One thing people fail to realize when saying "0 confirms are risky" is that risk is all relative. A lot depends on how valuable the goods are. While 0 confirmation may have some risk it is very low for low value transactions and likely far less than credit card fraud.
Say you are selling a sandwich for whatever $5 is worth in BTC. When you get a 0 confirm it has indicated that your client sees that address has sufficient value to complete the transaction. The risk is simply that before confirmed someone else could purchase something with the same address, a hypothetical "double spend".
Still remember the window of attack is very small. The AVERAGE block completion time is 10 minutes but ~50% of blocks are completed in less than 6 minutes. That means if two attackers timed it so they started their attack right after a block was discovered they have roughly 50% chance of getting both transactions completed prior to next block verification.
To be defrauded BOTH transactions would have to be fully completed and the attacker gone within that window.
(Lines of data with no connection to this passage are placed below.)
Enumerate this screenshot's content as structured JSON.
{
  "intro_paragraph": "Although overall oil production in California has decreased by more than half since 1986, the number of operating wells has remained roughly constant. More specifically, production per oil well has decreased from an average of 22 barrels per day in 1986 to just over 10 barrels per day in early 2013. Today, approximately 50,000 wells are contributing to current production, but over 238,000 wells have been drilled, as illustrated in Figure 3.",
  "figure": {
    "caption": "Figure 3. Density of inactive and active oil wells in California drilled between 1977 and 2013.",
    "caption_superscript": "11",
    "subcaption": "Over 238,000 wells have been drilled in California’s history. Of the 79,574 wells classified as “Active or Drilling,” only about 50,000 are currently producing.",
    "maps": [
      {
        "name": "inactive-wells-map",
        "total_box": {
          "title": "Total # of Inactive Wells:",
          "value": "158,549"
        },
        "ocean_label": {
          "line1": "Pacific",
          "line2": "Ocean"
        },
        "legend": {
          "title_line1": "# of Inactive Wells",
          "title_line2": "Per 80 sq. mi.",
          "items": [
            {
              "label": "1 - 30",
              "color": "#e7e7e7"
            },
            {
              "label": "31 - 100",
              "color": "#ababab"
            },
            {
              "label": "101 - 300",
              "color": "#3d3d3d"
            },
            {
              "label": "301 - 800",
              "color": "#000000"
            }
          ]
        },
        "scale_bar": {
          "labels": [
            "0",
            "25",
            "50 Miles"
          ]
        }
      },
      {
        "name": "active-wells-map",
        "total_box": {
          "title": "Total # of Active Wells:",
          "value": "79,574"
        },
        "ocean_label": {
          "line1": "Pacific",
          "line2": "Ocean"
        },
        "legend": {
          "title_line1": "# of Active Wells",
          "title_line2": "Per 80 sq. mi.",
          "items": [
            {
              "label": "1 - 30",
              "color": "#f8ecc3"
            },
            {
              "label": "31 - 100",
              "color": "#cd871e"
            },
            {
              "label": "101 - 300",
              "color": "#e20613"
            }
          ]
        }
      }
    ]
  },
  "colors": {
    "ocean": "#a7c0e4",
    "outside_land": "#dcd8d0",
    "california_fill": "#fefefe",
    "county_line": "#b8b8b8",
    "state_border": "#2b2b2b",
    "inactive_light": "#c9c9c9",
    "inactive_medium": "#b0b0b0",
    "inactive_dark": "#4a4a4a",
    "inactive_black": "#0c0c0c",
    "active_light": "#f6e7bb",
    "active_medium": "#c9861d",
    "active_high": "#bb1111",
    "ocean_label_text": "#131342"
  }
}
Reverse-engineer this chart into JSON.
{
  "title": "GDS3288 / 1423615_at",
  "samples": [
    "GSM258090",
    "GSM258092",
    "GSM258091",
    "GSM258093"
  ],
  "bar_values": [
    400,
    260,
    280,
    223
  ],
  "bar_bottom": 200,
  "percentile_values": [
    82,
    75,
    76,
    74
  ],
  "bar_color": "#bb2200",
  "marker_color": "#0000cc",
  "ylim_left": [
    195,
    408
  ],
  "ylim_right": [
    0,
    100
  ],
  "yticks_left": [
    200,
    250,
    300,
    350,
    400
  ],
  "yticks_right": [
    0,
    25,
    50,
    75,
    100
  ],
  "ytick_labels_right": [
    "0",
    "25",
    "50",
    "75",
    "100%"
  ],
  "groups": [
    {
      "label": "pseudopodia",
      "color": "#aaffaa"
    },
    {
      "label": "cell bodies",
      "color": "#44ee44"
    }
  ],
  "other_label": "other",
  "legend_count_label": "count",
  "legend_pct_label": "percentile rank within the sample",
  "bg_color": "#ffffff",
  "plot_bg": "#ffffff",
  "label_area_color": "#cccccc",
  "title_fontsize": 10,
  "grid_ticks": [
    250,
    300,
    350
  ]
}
For low value transaction especially in the real world that is incredibly unlikely. No attacker is guaranteed any sort of "minimum window" the next block might be verified in 10 minutes or in 9 seconds.
Now if you are selling $100K worth of gold then maybe you should wait for 6 confirmations but a customer moving $100K worth of gold likely would understand the need for security.
Unless your physical world business involves both fast transactions AND high street value I wouldn't worry. A bitcoin ATM however would be a good target for double spending thus some other mechanism would be needed to verify the transfer.